Cystoscopy allows to identify the isthmus connecting the bladder with the diverticulum. If the cystoscope can be inserted into the diverticulum cavity, then it is possible to determine the presence of vesicoureteral reflux and additional neoplasms, the type of diverticulum (false, true). Echography (ultrasound) of the bladder helps to assess the location, size, shape of the formation, the size of its neck, allows you to judge the spatial relationship with the surrounding structures, the presence of tumors, stones. To determine the infravesical obstruction, it is mandatory to conduct urodynamic studies – uroflowmetry, cystometry, etc.
Treatment
A small diverticulum that does not cause dysuric phenomena and recurrent inflammation can be left under the dynamic supervision of a urologist. When determining the presence of residual urine, concretions, tumors, a significant size of the diverticulum, the clinic of compression of neighboring organs, an operational manual is used. Surgical operations can be performed by endoscopic or open access.

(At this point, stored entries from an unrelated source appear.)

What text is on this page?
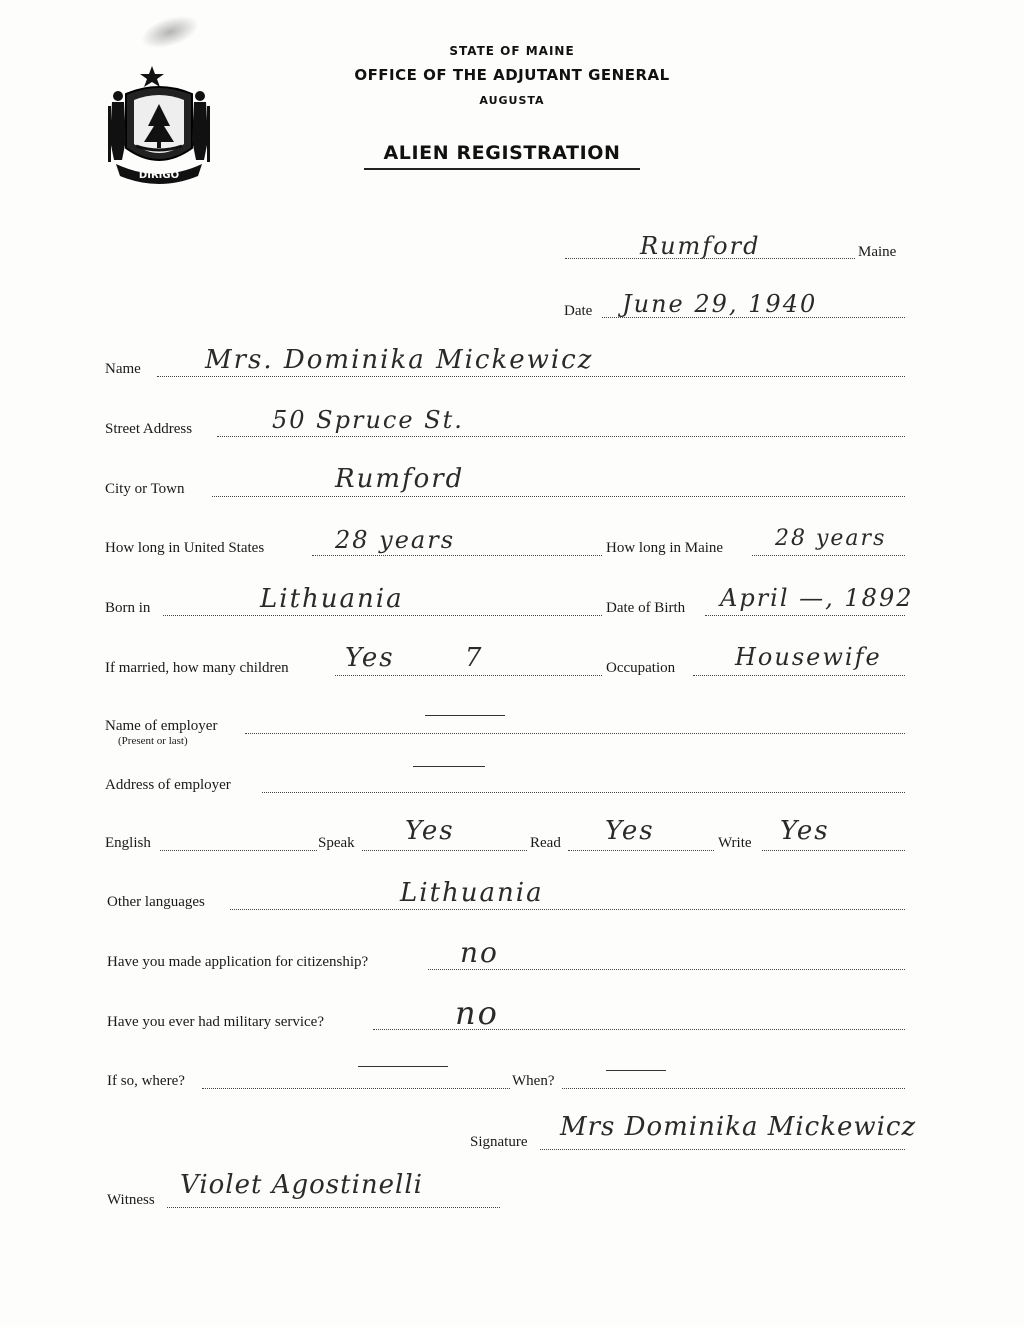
DIRIGO
STATE OF MAINE
OFFICE OF THE ADJUTANT GENERAL
AUGUSTA
ALIEN REGISTRATION
Rumford	Maine
Date June 29, 1940
Name Mrs. Dominika Mickewicz
Street Address	50 Spruce St.
City or Town	Rumford
How long in United States	28 years	How long in Maine 28 years
Born in	Lithuania	Date of Birth April —, 1892
If married, how many children Yes 7	Occupation Housewife
Name of employer
(Present or last)
Address of employer
English	Speak Yes	Read Yes	Write Yes
Other languages	Lithuania
Have you made application for citizenship?	no
Have you ever had military service?	no
If so, where?	When?
Signature Mrs Dominika Mickewicz
Witness Violet Agostinelli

- Endoscopic technique. Endoscopic (transurethral) operations are resorted to to perform plastic surgery of the neck of the true diverticulum: the channel of the pathological cavity is dissected and an adequate communication of the diverticulum with the bladder is created.
- Open diverticulectomy. More often in urological practice, an open operation is required – diverticulectomy. The operation is performed through a suprapubic incision. After the bladder is isolated, its anterior wall is opened, the location of the diverticulum is determined and it is cut off at the confluence with the bladder. The wound is stitched and drained in layers. In the postoperative period, prolonged catheterization of the bladder is performed.
In the presence of a ureter opening into the diverticulum, it is transplanted into the bladder wall – ureterocystoneoanastomosis is formed. With false (acquired) diverticula, surgical elimination of the cause of the infravesical obstruction is required.
Prognosis and prevention
Prevention of acquired diverticula requires timely elimination of the causes contributing to the occurrence of pathology (prostate hyperplasia, bladder neck sclerosis, urethral strictures, etc.). Surgical treatment gives good results and avoids the development of urolithiasis, recurrent pyelonephritis, cystitis, diverticulitis, urolithiasis, hydronephrosis and renal failure.